ET J AI EU MON PERMIS DU COUP !


Jour 5 : Anne with an E

Post série


- Il est là ! Il est arrivé !

Marilla n'eut pas besoin de se retourner pour savoir ce que Matthew lui tendait. Deux semaines auparavant, Anne leur avait envoyé une lettre pour leur annoncer la sortie de son tout premier livre. Une joie intense les avaient alors envahi ; leur petite Anne, si fantasque, si créative, à l'esprit si vif, voyait enfin ses efforts récompensés. Leur émotion avait redoublé en lisant que Anne avait reçu un exemplaire de la part de son éditeur, et qu'elle leur ferait envoyer dès que possible.

Un, puis deux, puis sept jours étaient passés, puis une nouvelle semaine. Autant de jours à attendre le passage du facteur, à espérer recevoir le colis promit. Et aujourd'hui... il était enfin là.

Marilla abandonna donc son ouvrage de broderie avec empressement. Matthew lui tendit alors le livre. Celui-ci possédait une belle couverture rouge. Le titre, La maison du lac, était inscrit dans un fin lettrage doré. Mais ce qui rendit le livre magnifique aux yeux de Marilla, c'était les trois mots inscrits tout en haut de la couverture :

Anne Shirley Curthbert

A la vue du prénom, Marilla faillit pleurer. Matthew semblait être tout aussi ému puisqu'il murmura :

- Alors comme ça, elle l'a vraiment fait...

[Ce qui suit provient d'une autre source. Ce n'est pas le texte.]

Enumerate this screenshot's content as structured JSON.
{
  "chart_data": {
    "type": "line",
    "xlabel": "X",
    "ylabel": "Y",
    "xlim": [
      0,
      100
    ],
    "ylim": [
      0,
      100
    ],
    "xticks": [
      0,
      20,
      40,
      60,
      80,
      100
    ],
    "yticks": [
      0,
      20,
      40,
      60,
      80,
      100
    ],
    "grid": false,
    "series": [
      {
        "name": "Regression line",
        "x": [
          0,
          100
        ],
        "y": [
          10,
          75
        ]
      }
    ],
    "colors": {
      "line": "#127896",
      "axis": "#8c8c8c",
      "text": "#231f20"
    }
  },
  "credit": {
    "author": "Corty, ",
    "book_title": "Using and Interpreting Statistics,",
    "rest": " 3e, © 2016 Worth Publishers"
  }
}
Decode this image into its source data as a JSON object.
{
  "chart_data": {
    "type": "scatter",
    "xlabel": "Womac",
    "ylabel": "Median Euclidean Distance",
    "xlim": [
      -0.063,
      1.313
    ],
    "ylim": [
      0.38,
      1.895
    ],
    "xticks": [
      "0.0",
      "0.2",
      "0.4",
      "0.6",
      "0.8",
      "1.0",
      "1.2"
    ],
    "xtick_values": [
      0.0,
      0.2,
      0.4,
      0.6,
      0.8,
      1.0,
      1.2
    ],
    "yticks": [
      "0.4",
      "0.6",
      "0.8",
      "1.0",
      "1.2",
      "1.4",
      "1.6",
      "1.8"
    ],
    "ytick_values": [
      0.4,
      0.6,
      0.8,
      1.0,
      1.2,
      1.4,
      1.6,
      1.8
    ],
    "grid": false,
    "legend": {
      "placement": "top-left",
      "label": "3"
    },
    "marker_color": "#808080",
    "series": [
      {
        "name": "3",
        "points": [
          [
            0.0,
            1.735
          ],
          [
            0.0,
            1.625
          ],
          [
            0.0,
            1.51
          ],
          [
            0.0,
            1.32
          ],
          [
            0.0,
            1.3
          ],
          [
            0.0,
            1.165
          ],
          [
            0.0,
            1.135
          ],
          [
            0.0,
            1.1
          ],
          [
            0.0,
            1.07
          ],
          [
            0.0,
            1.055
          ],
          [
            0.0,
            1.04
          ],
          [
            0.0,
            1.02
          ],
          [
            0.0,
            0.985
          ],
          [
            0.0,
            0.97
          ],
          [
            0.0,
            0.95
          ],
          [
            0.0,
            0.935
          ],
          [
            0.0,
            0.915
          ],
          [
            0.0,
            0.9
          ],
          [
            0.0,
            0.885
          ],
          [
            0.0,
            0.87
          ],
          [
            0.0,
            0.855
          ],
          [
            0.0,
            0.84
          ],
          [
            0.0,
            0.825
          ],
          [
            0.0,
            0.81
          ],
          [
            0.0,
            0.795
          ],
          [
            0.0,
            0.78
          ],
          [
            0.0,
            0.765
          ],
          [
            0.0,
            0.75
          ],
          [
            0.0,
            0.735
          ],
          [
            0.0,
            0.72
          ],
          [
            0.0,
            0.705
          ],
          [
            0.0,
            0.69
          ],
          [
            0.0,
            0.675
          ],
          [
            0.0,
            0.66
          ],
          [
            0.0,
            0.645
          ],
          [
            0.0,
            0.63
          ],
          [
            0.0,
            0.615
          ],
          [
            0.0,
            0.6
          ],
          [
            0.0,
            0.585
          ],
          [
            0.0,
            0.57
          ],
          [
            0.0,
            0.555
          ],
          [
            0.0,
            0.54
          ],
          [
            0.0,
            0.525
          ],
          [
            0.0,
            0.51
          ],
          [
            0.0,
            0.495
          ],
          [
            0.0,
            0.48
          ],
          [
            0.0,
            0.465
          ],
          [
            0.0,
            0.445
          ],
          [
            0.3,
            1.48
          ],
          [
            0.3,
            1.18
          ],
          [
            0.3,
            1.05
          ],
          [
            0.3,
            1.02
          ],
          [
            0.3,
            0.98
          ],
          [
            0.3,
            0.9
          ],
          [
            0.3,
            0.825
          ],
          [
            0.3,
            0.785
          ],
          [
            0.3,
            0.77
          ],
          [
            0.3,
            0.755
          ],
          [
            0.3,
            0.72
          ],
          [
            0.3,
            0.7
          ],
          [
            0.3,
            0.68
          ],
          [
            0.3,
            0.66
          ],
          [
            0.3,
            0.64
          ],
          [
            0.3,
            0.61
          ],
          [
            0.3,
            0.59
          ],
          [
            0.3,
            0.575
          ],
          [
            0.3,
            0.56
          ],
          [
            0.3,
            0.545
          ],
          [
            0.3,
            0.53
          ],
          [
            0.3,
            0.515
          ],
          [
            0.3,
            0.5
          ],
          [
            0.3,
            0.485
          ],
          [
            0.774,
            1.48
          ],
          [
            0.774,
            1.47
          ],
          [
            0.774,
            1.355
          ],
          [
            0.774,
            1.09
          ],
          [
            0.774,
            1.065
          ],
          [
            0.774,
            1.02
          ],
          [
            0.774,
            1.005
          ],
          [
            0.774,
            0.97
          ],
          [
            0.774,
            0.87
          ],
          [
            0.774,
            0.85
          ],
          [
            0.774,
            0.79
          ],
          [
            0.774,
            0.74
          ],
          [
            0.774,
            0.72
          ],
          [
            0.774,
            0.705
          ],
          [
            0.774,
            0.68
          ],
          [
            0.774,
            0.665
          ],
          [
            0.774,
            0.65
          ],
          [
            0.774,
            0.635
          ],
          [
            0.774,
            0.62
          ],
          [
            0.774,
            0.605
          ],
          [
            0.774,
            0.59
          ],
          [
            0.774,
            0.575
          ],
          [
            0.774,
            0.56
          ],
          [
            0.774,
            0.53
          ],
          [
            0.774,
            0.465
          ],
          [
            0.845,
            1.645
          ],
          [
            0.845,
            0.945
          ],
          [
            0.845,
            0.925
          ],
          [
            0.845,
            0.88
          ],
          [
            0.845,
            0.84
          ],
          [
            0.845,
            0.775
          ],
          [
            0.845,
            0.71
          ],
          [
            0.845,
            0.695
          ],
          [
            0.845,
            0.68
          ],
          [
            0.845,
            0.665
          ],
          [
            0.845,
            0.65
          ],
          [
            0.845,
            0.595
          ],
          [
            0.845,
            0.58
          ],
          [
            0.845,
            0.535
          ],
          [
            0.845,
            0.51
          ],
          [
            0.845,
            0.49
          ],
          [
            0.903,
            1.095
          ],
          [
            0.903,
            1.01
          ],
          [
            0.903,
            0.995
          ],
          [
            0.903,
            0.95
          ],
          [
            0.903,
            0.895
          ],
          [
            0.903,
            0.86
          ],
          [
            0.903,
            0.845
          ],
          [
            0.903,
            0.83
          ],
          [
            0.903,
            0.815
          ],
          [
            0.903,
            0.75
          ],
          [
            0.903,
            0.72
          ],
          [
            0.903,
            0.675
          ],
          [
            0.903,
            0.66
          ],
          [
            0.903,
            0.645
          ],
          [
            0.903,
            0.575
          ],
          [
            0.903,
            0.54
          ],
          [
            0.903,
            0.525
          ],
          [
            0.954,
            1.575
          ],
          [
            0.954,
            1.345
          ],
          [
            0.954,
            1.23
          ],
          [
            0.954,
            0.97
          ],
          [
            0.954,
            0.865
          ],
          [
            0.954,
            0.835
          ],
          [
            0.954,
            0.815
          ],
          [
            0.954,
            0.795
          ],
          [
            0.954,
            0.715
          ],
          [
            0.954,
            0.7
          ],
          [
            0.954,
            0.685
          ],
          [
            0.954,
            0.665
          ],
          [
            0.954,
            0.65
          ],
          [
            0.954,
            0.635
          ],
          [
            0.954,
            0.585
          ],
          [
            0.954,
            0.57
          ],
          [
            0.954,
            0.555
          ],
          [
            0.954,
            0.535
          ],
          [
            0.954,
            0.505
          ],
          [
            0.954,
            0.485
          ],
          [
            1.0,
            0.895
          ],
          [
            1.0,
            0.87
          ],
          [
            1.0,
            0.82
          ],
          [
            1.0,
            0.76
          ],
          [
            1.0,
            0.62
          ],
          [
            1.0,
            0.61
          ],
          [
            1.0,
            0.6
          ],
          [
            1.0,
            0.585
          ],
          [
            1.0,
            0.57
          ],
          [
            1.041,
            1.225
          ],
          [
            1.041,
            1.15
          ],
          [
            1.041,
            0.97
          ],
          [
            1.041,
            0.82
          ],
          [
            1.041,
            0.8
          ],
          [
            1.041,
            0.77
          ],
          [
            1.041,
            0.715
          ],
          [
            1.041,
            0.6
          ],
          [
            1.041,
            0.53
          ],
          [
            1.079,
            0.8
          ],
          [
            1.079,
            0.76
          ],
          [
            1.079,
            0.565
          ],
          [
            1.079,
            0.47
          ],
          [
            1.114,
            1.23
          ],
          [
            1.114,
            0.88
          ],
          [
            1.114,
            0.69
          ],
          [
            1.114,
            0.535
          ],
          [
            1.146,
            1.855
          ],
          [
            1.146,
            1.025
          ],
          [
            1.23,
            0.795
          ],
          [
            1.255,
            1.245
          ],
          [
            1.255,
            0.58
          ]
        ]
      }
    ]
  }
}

Marilla savait que son frère n'avait jamais douté d'elle. Mais voir le prénom de leur petite Anne en lettres d'or... cela rendait la chose bien concrète.

Comme toujours lorsqu'elle sentait une larme poindre, Marilla tâcha de se reprendre. Pour cela, elle se racla la gorge, avant d'ouvrir le livre.

Elle qui espérait cesser d'être émue fut bien déçue.

Sur la première page, une dédicace était inscrite :

A Marilla et Matthew

Mes parents

Cette fois-ci, elle ne chercha pas à retenir ses larmes. À ses côtés, Matthew en faisait de même. Marilla décida qu'au fond, un peu d'émotions n'était pas si grave. Après tout, il n'y avait pas de meilleures larmes que celles que l'on versait par fierté.